マイラヴレディ~俺の愛しいお姫様
アホみたいに今日も、何かを信じて心を躍らす。
アホ…。
「…人、すごいね」
「ああ…」
それから、時間になりベンチ入りをしたのだけど。
予想以上の歓声の量に、思わずフィールドから瞳真と並んでスタンドを見上げてしまう。
プロの試合じゃない。高校の試合なのに。
人数収容の多い競技場のスタンドが、人で埋め尽くされている。
何でだろ…と、思ったが。
心当たりは、ある。
…昨日の夜。
蓑島くんが、アカウントだけ持っているのみの状態であるSNSを、初めて動かした。
《明日、ミスター蓑島はサッカー部の決勝戦の応援に参加しまーす!》
《生徒会が応援Tシャツ作ってくれたよ!これを着てみんなもサッカー部を応援しよう!》
と、いつ作成していたのか知らないけど。
チームカラーである黄色いオリジナルの応援Tシャツを着た蓑島くんと生徒会長の写真が添付してあった。

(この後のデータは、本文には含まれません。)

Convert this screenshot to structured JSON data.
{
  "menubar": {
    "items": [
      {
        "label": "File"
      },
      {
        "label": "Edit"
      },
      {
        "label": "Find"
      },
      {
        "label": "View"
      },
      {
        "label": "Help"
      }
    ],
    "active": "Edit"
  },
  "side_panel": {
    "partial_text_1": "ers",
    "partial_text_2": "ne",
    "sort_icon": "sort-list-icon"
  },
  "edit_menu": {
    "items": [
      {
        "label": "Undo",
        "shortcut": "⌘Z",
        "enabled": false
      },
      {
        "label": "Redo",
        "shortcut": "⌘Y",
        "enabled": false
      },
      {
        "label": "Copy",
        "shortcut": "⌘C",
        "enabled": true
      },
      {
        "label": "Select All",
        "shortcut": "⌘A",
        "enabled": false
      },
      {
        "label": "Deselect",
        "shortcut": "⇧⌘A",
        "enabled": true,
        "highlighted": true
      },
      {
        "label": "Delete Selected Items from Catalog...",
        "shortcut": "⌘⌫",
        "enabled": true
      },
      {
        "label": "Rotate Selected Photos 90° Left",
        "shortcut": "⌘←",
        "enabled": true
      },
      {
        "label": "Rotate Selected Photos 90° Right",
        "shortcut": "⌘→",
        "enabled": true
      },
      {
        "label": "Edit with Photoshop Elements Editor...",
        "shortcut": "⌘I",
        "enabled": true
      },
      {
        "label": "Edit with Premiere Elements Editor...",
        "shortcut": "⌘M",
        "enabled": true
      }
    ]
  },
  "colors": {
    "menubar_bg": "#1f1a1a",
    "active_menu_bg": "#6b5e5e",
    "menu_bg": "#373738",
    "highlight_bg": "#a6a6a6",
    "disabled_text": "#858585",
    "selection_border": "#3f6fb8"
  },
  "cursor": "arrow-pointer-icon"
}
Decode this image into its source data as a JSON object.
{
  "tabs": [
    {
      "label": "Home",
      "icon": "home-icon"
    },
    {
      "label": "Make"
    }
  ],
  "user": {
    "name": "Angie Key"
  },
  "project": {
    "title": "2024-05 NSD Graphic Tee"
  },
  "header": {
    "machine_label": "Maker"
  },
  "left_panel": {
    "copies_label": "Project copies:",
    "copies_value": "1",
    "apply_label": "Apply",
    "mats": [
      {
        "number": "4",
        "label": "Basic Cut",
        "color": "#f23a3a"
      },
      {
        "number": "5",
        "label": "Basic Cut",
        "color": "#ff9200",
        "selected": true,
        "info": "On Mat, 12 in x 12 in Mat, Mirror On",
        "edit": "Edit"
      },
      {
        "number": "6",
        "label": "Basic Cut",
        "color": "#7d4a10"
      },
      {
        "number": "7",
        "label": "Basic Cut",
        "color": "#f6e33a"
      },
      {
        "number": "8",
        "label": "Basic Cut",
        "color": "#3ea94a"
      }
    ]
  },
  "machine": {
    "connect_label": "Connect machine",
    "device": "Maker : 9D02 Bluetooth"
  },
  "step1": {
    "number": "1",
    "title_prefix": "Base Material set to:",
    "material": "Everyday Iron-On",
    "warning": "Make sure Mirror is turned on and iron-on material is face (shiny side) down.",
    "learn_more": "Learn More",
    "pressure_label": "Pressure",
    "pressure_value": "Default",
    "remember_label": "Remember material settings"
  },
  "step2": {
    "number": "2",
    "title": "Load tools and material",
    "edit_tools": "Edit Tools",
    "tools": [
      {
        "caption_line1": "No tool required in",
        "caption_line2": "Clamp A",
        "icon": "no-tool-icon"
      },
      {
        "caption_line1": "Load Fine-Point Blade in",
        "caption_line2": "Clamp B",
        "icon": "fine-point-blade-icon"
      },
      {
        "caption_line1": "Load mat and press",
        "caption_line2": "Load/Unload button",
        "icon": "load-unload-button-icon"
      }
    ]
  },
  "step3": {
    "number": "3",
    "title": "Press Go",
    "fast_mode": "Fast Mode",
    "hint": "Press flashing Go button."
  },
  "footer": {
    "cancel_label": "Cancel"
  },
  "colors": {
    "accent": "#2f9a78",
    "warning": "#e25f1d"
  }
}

やたらとフォロワーだけが多い、ミスターである蓑島くんのアカウント。
それが動いたとなれば、注目度は高い。
その結果、こんなに人が集まり…。
「蓑島くんって、すごいね…」
思わず呟いてしまった。
普段蓑島くんを毛嫌いしている瞳真も「あぁ…」と、納得している。